Monday, February 22, 2010

Lynx Expedition

Janet writes:

Susan and I attended Walnut Hill's 1-day lynx tracking program on the
20th, and then spent a few hours the next morning tracking elsewhere on
our own. We were fortunate to find lynx tracks both days.

This was in central Maine, near Moosehead Lake, in early succession
spruce/fir forest, where there was a lot of snowshoe hare and grouse
activity. Both days, I was struck by how intensively the lynx used a
very small area with a lot of hare activity: Lynx trails criss crossed
through the hare hangouts. This makes sense, since this cat is a hare
specialist.

(Maybe I don't yet have enough experience to make this generalization,
but it seems to me that bobcats don't have as strong a tendency to
concentrate their efforts in such a small area. They seem to do more
opportunistic wandering, which would make sense, given the more varied
diet of the generalist bobcat.)

Although we saw no clean, crisp lynx tracks, it is easy to determine
lynx even from a poor, partially blown out or snowed over trail. The
first two photos show the typical direct registering walk in deep snow.
Note the huge tracks, wide straddle, and bobcat-like step length. No
other animal fits that picture. A cougar can make tracks that large,
but the stride will be much longer than that of a lynx trail.

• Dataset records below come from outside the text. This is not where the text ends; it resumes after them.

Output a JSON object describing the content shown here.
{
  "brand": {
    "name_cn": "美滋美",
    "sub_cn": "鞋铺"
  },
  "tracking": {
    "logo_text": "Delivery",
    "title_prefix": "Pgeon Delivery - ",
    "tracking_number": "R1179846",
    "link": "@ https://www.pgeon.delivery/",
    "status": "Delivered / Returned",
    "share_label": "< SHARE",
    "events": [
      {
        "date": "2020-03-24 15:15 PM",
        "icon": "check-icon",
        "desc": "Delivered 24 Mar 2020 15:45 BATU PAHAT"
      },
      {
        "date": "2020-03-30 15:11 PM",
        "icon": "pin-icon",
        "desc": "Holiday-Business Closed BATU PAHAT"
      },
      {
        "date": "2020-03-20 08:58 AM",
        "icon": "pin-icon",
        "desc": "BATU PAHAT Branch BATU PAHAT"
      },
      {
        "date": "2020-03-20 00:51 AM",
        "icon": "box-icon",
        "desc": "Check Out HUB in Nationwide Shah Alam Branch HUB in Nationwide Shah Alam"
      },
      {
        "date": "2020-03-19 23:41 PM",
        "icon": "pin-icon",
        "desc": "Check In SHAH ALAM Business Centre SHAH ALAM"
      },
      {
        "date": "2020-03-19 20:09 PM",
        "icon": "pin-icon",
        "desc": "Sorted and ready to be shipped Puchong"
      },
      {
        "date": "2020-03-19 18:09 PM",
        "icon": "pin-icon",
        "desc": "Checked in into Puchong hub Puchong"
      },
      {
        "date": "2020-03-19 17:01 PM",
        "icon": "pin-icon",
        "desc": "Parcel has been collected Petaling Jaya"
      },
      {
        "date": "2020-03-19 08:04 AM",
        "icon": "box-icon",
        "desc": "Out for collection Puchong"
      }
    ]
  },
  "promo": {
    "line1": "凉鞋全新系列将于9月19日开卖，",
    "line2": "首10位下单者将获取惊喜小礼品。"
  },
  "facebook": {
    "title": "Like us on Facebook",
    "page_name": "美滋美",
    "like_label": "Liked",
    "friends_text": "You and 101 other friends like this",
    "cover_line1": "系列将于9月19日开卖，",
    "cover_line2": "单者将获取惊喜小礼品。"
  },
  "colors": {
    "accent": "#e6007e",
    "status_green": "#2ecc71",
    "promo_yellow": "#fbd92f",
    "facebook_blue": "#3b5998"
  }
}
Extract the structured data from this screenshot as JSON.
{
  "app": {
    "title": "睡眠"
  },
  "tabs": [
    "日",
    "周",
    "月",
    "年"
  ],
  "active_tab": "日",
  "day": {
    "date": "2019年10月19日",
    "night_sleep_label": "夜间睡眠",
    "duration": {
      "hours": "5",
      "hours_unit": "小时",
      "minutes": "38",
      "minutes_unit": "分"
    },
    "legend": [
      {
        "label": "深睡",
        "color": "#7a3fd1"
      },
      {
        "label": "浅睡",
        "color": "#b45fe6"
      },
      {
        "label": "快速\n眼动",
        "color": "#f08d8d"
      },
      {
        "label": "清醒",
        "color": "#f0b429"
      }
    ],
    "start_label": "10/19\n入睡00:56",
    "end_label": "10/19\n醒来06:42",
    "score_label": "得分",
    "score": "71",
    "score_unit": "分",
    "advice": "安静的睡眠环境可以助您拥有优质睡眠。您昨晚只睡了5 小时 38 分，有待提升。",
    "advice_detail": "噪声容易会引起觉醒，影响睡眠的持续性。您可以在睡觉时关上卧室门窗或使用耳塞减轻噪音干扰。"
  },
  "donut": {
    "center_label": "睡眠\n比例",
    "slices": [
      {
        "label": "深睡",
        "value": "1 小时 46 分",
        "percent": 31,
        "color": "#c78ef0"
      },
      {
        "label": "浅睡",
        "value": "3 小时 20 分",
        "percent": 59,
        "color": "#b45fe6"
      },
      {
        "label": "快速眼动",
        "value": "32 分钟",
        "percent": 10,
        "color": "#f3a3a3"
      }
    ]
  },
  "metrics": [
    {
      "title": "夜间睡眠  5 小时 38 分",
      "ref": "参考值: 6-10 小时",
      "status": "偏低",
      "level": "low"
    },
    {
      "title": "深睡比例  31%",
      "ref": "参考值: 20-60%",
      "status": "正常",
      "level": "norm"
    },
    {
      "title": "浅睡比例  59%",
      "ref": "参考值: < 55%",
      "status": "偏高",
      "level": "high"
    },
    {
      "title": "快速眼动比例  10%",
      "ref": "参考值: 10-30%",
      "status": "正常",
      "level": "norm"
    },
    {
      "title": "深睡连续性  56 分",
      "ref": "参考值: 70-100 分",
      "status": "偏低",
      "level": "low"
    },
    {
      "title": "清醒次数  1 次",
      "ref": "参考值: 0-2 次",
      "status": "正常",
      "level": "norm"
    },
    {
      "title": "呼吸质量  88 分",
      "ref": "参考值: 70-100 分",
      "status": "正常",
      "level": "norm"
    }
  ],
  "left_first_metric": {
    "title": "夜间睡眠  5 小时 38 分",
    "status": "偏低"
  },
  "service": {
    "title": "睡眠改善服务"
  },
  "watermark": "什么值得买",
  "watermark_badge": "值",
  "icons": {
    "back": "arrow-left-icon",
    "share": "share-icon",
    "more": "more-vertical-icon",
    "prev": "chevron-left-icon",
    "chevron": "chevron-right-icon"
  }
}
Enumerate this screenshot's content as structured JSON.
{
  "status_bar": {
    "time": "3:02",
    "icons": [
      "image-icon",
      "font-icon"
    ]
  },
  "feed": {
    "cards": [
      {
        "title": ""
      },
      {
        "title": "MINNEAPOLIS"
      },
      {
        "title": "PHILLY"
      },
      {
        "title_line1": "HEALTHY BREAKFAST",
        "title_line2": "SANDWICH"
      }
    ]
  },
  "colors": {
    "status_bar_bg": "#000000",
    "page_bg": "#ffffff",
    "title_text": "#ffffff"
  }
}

The third photo shows tracks of the lynx's favorite prey, the snowshoe
hare. In deep snow, this animal can splay its toes to produce huge,
snowshoe-like tracks, as shown in this picture. When the snowshoe hare
does not splay its toes, the tracks look just like over-sized cottontail
tracks.

In the 4th photo, you see a pattern of tracks which looks like that of a
lagomorph, and, at first glance, we assumed it was snowshoe hare. But
those tracks were actually produced by a lynx, which bounded several
times in succession as it ascended a hill (and then resumed its
alternating walk). Like its prey, the predator is adapted to deep snow
with long, powerful hind legs, and huge feet, and will occasionally use
those long, strong legs to bound in the same manner as its prey.

The last photo shows a weenie weasel whisking off with dragging prey.